Big Ma’am has been brought in to test out a studio session by a struggling band because Big Ma’am knows good music. Though the band has failed to inspire Big Ma’am before, they know something has changed in their sound with the addition of a new member, the mysterious Jones.
As a character study of Big Ma’am and Jones, the story is suffused with loneliness.
As a character study of Big Ma’am and Jones, the story is suffused with loneliness. Both characters are barely known to the narrator, familiar only through their musical talent. Jones sings “with a beating heart down his gullet,” keeping “all his words locked up inside him, the only way they can come out is in a song.” Big Ma’am dances with her eyes closed, feeling the rhythm without any regard for those around her. Her voice is quiet, the loudness in “the way she moved.” Nobody knows where either of them came from.
Ford’s prose is an evocative mix of wistful memory and scene-stealing characters, but it isn’t Big Ma’am’s heart-tugging backstory or Jones’ heart-broken proclamation that “Ain’t no woman alive can be saved by a song” that bring this piece to life. While the prose is unquestionably beautiful in that sad sort of way, it is the hopeful conclusion that really makes it pop. After soaking in the ambiance of 25 years of music and regret; the characters’ willingness to reconnect, to reclaim what was lost, is refreshing. How the reconnection might be accomplished leaves room for all the most romantic interpretations. The ache of painful memories gives way to the excitement of enduring love.
Where Ford’s story is about the ache of memory, Heather Clitheroe’s “Cuts Both Ways” (Lightspeed Magazine #49) is about the trauma of memory. But love ultimately fails to save Clitheroe’s protagonist, Spencer, from his painful recollections.
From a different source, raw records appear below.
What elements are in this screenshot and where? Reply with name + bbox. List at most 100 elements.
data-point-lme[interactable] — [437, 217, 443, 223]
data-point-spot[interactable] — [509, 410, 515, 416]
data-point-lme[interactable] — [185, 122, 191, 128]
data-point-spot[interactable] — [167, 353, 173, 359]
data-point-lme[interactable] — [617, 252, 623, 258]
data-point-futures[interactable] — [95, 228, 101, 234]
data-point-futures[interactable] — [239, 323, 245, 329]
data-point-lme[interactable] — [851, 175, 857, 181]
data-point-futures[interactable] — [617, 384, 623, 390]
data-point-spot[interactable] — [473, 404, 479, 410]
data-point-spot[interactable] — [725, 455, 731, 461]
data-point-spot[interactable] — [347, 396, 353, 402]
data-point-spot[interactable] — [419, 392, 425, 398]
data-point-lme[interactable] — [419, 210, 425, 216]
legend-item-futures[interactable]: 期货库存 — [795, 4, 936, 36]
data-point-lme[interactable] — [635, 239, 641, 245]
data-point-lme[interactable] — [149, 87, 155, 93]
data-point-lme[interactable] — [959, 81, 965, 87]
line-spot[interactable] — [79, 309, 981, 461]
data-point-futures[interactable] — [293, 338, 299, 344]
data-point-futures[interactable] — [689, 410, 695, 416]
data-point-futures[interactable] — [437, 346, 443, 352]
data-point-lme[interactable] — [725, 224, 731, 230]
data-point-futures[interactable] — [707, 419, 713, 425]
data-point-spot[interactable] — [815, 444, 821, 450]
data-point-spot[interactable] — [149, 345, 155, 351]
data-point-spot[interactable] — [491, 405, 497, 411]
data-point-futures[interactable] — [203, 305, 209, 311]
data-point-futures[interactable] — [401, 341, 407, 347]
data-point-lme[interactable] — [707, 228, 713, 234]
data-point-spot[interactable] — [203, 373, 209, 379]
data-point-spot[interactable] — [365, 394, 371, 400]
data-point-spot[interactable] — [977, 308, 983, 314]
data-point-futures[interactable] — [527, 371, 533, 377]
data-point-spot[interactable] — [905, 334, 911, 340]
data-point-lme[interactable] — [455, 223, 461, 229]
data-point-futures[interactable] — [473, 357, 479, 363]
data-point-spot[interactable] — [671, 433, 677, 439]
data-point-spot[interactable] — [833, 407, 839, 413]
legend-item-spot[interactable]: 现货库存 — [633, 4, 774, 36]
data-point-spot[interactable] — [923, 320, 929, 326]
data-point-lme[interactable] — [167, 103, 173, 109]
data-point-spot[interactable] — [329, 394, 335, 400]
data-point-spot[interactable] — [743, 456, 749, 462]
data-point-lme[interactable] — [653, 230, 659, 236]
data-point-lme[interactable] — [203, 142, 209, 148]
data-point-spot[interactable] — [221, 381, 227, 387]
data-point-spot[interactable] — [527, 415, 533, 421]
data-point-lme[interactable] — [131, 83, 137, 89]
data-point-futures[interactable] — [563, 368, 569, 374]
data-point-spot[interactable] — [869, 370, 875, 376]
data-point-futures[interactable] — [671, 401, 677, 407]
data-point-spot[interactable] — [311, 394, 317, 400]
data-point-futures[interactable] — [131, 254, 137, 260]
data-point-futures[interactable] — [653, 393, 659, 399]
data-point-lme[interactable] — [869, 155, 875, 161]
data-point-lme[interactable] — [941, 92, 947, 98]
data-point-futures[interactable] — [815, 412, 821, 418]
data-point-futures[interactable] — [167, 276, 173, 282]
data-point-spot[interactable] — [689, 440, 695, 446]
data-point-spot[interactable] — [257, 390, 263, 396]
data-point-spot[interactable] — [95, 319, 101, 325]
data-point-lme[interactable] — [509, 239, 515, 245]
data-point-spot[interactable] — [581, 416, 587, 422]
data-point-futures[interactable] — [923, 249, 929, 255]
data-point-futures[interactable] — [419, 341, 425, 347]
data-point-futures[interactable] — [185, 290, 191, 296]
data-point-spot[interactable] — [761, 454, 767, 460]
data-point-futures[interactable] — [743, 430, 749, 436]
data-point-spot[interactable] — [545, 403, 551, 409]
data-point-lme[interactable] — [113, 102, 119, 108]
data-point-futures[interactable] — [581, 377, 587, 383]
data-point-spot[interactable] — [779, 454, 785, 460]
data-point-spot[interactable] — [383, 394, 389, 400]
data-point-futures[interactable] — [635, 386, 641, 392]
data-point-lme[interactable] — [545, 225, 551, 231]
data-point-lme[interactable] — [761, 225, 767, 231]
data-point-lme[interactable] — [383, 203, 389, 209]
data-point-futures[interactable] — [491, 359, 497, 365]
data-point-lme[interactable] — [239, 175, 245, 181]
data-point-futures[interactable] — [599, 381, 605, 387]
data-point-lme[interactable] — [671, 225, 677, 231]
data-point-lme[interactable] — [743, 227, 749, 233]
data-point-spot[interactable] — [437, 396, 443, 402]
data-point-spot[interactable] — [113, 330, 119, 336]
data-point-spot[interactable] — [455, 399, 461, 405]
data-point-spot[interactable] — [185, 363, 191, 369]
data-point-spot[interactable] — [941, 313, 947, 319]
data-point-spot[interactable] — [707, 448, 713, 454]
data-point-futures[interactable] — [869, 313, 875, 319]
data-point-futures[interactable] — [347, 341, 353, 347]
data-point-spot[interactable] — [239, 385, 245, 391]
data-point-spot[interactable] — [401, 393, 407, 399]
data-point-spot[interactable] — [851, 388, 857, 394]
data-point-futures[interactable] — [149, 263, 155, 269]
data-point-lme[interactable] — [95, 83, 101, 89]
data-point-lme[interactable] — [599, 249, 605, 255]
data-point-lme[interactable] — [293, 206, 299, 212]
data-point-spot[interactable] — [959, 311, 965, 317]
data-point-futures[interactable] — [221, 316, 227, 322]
Spencer is a forecaster for Distributed Arbitrage, a counter-intelligence agent who uses cybernetically-enhanced psychic abilities to gather intelligence. His enhancements are permanent and invasive, rendering him physically incapable of forgetting anything he has “read” from an area. The story follows him through a collapse after a particularly traumatic assignment, trying to visit his sister and her kids over Christmas as his body and mind break down.
Clitheroe avoids revealing the extent of Spencer’s trauma for most of the story, focusing instead on his attempts to avoid “recall”. He has been taught coping several techniques, but these work less and less well. He has the symptoms of acute PTSD; a form he is fairly certain he will be unable to recover from. Spencer is, in essence, flailing. In the face of this mental collapse, he finds himself dwelling on the memory of a brief “read” of his assistant/handler Megan. She is the “one good thing in his life,” and he’s fairly sure she loves him.
Spencer’s growing need for Megan is heartbreaking. On a practical level, it’s obvious he needs her as a handler, someone who is level-headed and competent under fire and who might be able to help him approach his trauma. On an emotional level, Spencer needs Megan simply because he wants the comfort of a loving companion in the face of collapse. But as Spencer loses control of his mind, his ability to recognize what he needs folds as well. After revealing his trauma to his family in a very public and messy way, he finally flees for Megan and his home. Only on the verge of shut-down does he take the chance and reach out for help and comfort.
As the reader becomes more invested in wanting him to get help, it becomes evident that he is beyond help.
Spencer would rather ignore his problems than face them, and the embarrassment at leaning on Megan (or even his sister) eclipses the fact that he really needs to. Clitheroe reveals the severity of Spencer’s situation a half-step behind his realization. As the reader becomes more invested in wanting him to get help, it becomes evident that he is beyond help. Spencer himself only catches up in the very end, when we’ve finally met Megan in the flesh and it’s clear that she will not be able to do for him all that he had hoped or dreamed. In the end, the story feels like a love story of the most doomed variety. By the time Spencer is ready to admit to love, it’s far too late for it to do any good.